Day 7 of COP 14: 7th December 2008
I returned to the UK yesterday as COP 14 reached the half way stage. I will continue to blog through this week, relying in part on webcasts but mainly on reports from colleagues who are there for the second week. Oxford’s term has finished and a significant contingent arrived on Friday and Saturday – just in time (by chance I am sure) for two NGO parties on Friday and Saturday.
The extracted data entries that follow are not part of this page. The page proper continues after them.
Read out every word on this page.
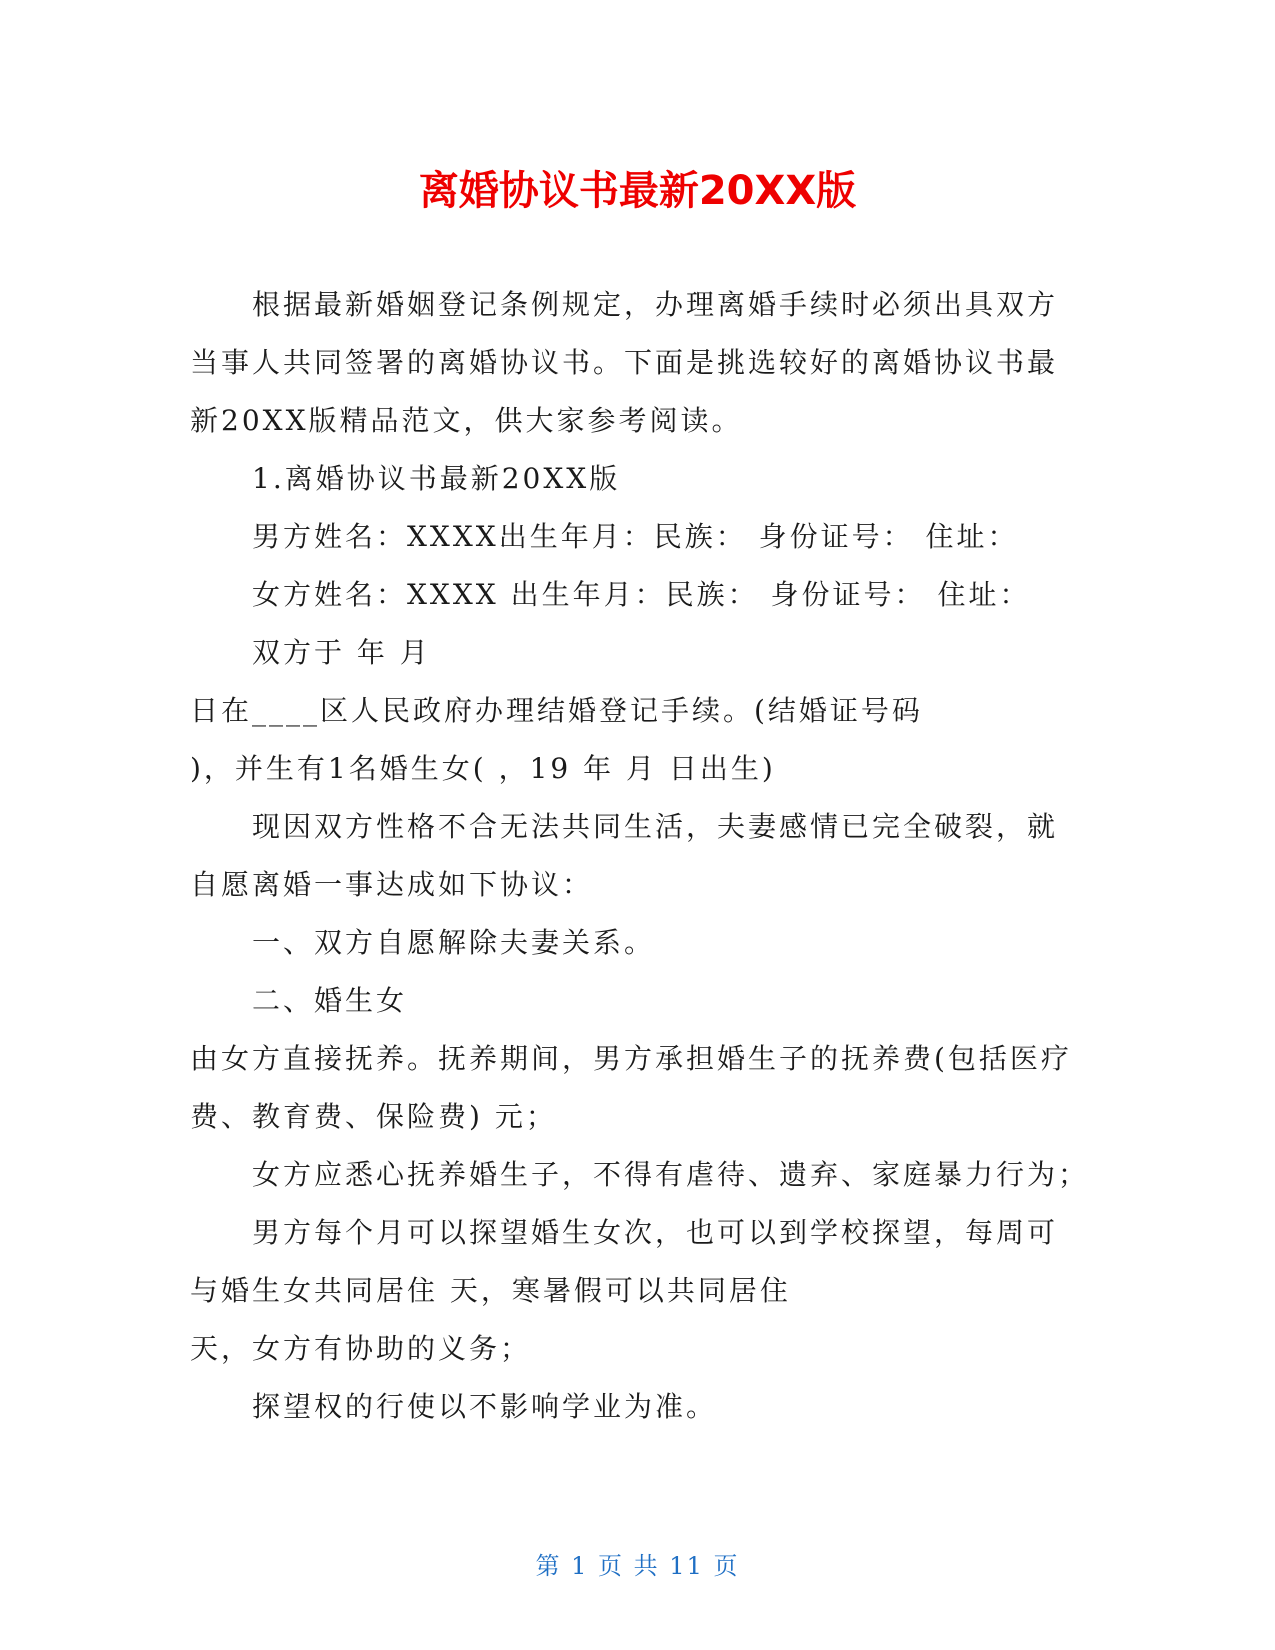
离婚协议书最新20XX版
根据最新婚姻登记条例规定，办理离婚手续时必须出具双方
当事人共同签署的离婚协议书。下面是挑选较好的离婚协议书最
新20XX版精品范文，供大家参考阅读。
1.离婚协议书最新20XX版
男方姓名：XXXX出生年月：民族： 身份证号： 住址：
女方姓名：XXXX 出生年月：民族： 身份证号： 住址：
双方于 年 月
日在____区人民政府办理结婚登记手续。(结婚证号码
)，并生有1名婚生女( ，19 年 月 日出生)
现因双方性格不合无法共同生活，夫妻感情已完全破裂，就
自愿离婚一事达成如下协议：
一、双方自愿解除夫妻关系。
二、婚生女
由女方直接抚养。抚养期间，男方承担婚生子的抚养费(包括医疗
费、教育费、保险费) 元；
女方应悉心抚养婚生子，不得有虐待、遗弃、家庭暴力行为；
男方每个月可以探望婚生女次，也可以到学校探望，每周可
与婚生女共同居住 天，寒暑假可以共同居住
天，女方有协助的义务；
探望权的行使以不影响学业为准。
第 1 页 共 11 页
On the plane back, I tried to assess whether progress was being made, at this point, with slightly more than half of the conference over. Using the half-full versus half-empty analogy, I think ‘half-empty’ would best characterise where COP 14 has got to so far. There were never great expectations of Poznan, given its role as a staging post to Copenhagen and the disempowering effect of the US presidential vacuum. Even allowing for lowered expectations, there was a growing feeling when I left that inadequate progress was going to be made. Yvo de Boer acknowledged on Thursday that the likelihood of having negotiating text before March was low and, more realistically, that it would be June. Only then will the really difficult negotiations start; and the five remaining months until COP 15 leave an unbelievably short timeline to agree final terms for our post-Kyoto climate regime.
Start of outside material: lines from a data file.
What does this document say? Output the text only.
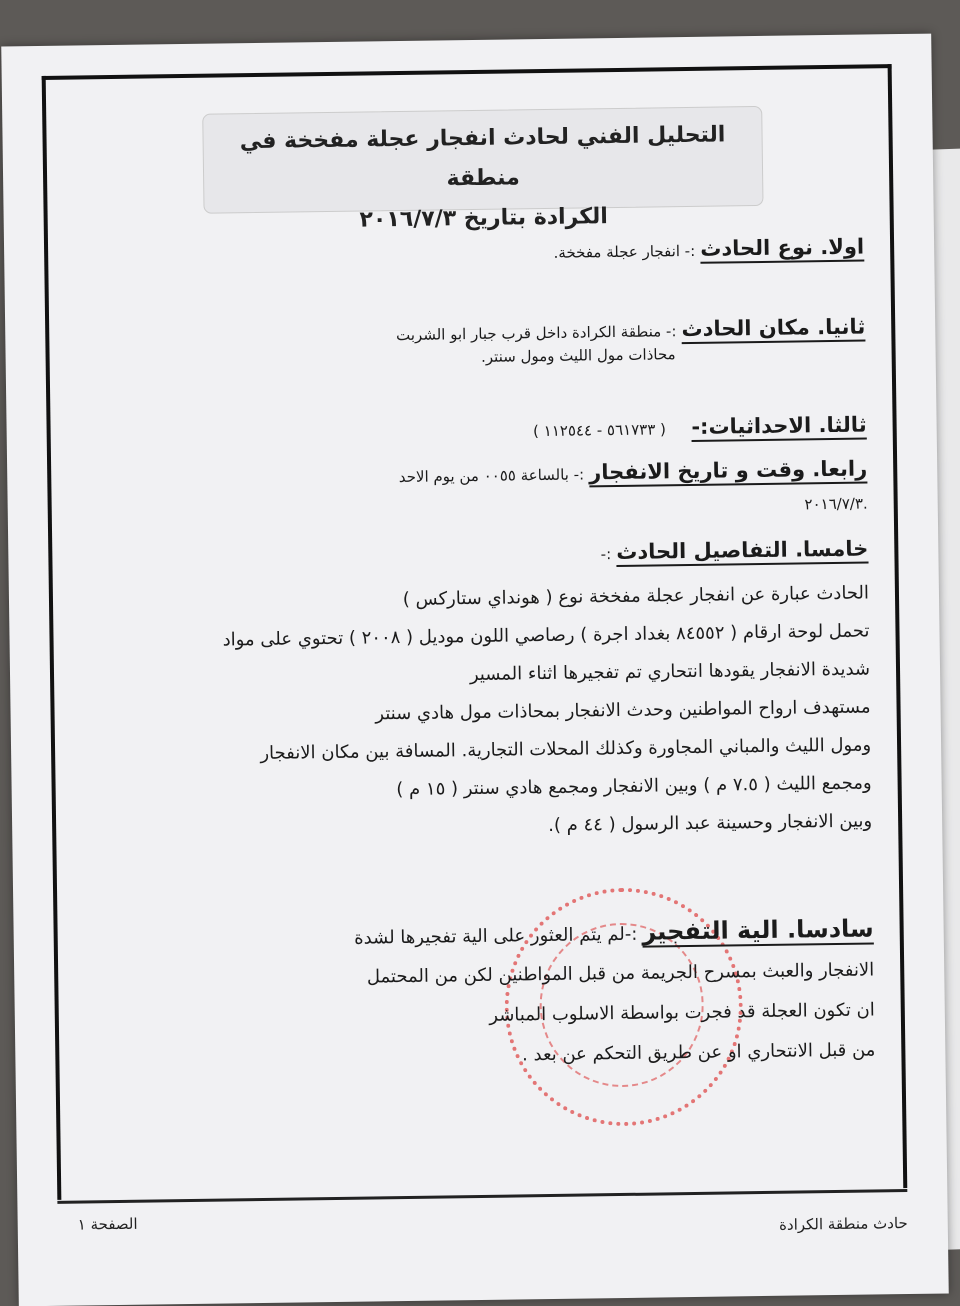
التحليل الفني لحادث انفجار عجلة مفخخة في منطقة
الكرادة بتاريخ ٢٠١٦/٧/٣
اولا. نوع الحادث :- انفجار عجلة مفخخة.
ثانيا. مكان الحادث :- منطقة الكرادة داخل قرب جبار ابو الشربت
محاذات مول الليث ومول سنتر.
ثالثا. الاحداثيات:-     ( ٥٦١٧٣٣ - ١١٢٥٤٤ )
رابعا. وقت و تاريخ الانفجار :- بالساعة ٠٠٥٥ من يوم الاحد
.٢٠١٦/٧/٣
خامسا. التفاصيل الحادث :-
الحادث عبارة عن انفجار عجلة مفخخة نوع ( هونداي ستاركس )
تحمل لوحة ارقام ( ٨٤٥٥٢ بغداد اجرة ) رصاصي اللون موديل ( ٢٠٠٨ ) تحتوي على مواد
شديدة الانفجار يقودها انتحاري تم تفجيرها اثناء المسير
مستهدف ارواح المواطنين وحدث الانفجار بمحاذات مول هادي سنتر
ومول الليث والمباني المجاورة وكذلك المحلات التجارية. المسافة بين مكان الانفجار
ومجمع الليث ( ٧.٥ م ) وبين الانفجار ومجمع هادي سنتر ( ١٥ م )
وبين الانفجار وحسينة عبد الرسول ( ٤٤ م ).
سادسا. الية التفجير :-لم يتم العثور على الية تفجيرها لشدة
الانفجار والعبث بمسرح الجريمة من قبل المواطنين لكن من المحتمل
ان تكون العجلة قد فجرت بواسطة الاسلوب المباشر
من قبل الانتحاري او عن طريق التحكم عن بعد .
الصفحة ١	حادث منطقة الكرادة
In the RINGO meeting I attended with the COP President, he described Poznan as developing ‘concrete pieces of mosaic for the Copenhagen meeting’. The metaphor works – at least to the extent that until the pieces are all laid out together it is impossible to see the bigger picture. But, according to IISD (International Institute for Sustainable Development) in their excellent daily briefing, one COP veteran sees too little progress to deliver the completed mosaic. “We’re going to have to work hard to salvage this meeting” he said. I’m no veteran, but that fits with my own intuition.